As tough as physical training is, it's not the only part of the body that requires preparation for the journey ahead. My mind must also be prepared, a task that can be just as taxing as physical training.
Last semester my grandfather died with Alzheimer's. What I loved most about him were not his words, or abilities, but instead his gaze. He always had this look in his eyes, which reflected profound wisdom and at the same time loving compassion. To me, it was always very curious. It was as if he knew everything about me, from my most fleeting wishes to my deepest motivations, merely by looking at me. As the grasp of Alzheimer's became firmer, this gaze began to slip away. There were moments where he could remember, but they were slim. I recall one:
It was just him and I alone in his room at the nursing home. He didn't really know who I was, but he knew he should know. We were just talking. In attempt to reboot his memory I grabbed a picture of my grandmother that was sitting on his bedside table. I showed it to him.
"Who is this?" he asked.
"Your wife," I answered. His gaze came back to him and he looked at me. He turned his head toward another picture of my grandmother, one from her youth. I grabbed it and handed it to him. Holding it in his hand he looked into the picture. Wrinkles of remembrance scrunched around his brow. Then he said, "It's sad. I couldn't even remember my own wife." He continued to look down at the picture, and then turned his eyes back on me. "Thank you," he said.

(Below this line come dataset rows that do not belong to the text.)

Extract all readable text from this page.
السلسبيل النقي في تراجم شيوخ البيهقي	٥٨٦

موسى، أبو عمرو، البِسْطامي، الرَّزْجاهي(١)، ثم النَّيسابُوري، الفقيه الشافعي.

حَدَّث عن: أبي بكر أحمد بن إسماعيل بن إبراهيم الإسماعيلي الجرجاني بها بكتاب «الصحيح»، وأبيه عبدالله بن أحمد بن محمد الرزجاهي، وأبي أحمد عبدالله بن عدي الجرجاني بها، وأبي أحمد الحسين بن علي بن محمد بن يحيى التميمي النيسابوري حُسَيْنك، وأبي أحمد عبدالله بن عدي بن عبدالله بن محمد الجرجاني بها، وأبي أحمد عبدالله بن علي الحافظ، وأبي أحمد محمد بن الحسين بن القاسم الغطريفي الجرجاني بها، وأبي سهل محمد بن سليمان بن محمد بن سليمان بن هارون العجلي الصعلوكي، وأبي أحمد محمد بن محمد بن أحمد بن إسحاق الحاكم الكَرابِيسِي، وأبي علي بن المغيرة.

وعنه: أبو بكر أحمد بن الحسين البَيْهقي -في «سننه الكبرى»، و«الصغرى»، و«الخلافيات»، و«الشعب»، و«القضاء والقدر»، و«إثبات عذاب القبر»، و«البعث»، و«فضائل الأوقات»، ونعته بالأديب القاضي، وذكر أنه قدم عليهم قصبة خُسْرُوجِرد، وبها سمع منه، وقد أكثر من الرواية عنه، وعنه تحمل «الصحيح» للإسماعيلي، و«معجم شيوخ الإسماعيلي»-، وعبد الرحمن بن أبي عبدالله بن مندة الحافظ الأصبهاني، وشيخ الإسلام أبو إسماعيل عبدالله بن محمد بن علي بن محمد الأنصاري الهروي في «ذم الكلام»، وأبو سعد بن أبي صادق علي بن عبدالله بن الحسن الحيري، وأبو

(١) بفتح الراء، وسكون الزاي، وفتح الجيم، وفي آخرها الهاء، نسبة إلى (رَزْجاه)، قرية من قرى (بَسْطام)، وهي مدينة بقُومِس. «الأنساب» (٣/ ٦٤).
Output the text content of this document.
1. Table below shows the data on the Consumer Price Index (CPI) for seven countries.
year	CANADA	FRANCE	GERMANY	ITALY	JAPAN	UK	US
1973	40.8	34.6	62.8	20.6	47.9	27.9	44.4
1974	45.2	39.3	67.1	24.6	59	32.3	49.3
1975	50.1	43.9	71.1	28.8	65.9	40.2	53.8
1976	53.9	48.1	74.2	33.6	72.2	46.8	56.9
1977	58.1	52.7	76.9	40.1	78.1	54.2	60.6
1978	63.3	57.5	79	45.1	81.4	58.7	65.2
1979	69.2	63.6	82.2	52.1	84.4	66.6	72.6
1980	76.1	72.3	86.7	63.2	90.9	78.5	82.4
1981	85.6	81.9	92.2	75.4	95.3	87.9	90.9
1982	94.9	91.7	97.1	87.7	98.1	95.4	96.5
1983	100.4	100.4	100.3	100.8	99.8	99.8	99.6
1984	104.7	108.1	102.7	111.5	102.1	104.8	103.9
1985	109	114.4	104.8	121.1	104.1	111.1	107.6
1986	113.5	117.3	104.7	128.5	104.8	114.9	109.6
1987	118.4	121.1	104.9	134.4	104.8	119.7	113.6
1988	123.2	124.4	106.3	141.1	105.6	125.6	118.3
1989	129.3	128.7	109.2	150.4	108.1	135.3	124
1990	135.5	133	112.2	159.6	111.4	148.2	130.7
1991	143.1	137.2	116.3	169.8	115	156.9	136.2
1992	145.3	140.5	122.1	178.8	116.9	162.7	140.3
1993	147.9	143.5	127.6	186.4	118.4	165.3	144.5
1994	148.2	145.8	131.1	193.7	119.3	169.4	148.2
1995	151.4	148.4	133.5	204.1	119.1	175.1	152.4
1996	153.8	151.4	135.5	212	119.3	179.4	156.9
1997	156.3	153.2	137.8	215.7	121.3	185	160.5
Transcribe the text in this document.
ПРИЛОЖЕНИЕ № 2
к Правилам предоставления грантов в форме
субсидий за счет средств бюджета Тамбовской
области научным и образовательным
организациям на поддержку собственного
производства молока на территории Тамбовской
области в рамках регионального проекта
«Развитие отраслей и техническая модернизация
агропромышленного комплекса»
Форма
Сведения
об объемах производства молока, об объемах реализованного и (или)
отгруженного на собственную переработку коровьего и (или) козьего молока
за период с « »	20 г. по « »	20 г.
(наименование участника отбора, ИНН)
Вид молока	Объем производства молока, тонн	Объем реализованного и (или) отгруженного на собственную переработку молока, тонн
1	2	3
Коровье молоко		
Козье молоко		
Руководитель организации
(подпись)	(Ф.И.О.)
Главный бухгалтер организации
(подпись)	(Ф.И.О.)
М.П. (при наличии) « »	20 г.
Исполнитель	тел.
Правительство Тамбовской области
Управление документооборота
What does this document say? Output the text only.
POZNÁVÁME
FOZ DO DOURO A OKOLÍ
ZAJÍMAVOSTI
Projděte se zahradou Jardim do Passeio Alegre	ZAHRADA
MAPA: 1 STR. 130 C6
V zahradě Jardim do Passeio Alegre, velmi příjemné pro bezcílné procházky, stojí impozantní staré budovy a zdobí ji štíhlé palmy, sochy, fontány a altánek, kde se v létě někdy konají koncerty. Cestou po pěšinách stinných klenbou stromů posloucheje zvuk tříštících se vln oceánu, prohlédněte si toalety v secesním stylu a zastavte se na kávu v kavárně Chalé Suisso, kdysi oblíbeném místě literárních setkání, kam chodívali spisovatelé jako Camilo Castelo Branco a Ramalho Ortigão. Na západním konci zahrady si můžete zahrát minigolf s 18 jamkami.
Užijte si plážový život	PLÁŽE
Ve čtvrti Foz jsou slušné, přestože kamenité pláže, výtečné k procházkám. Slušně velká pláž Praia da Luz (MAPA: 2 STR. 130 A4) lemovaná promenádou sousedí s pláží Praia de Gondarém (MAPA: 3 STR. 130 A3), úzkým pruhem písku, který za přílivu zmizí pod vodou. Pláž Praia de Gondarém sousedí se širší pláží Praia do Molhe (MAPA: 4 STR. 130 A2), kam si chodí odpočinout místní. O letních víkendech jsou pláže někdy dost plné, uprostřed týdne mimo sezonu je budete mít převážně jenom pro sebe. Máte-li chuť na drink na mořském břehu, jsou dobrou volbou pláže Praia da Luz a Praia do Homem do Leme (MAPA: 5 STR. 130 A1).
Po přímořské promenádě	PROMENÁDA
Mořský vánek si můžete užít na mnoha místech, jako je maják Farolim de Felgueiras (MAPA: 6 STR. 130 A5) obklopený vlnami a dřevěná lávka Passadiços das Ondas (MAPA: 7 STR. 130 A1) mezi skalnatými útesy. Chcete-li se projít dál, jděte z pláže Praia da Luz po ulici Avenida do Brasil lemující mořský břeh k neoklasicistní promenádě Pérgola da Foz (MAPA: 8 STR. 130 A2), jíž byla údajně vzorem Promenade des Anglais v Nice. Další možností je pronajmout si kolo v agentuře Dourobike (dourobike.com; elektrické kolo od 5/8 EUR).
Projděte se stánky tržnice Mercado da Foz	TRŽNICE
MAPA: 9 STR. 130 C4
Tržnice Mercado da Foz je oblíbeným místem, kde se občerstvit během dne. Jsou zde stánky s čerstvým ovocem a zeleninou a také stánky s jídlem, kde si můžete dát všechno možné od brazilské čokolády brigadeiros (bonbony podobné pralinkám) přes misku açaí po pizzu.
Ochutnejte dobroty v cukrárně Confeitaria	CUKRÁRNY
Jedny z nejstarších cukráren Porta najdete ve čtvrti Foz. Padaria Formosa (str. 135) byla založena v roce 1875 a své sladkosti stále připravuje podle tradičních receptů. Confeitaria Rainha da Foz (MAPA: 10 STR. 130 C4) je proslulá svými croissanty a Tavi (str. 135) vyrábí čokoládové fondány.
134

That was the last time I saw my grandfather as the man I'll remember him by. I'm not sure he knew who I was, but he knew something. He had memories and he was holding on to them. They were reflected in his eyes.
However, quicker than a wisp of smoke fades, my grandfather was gone. The last time I saw him he could hardly eat or form sentences, much less remember who his family was. Alzheimer's took away the last moments of his life; moments that are supposed to be full of memories.
That is why I'm taking this journey. I know it will be hard, but it will be an experience, one that will bring me closer to my grandfather. After the ride, I'll return to the bucket, and there I'll store the memory of what's to come.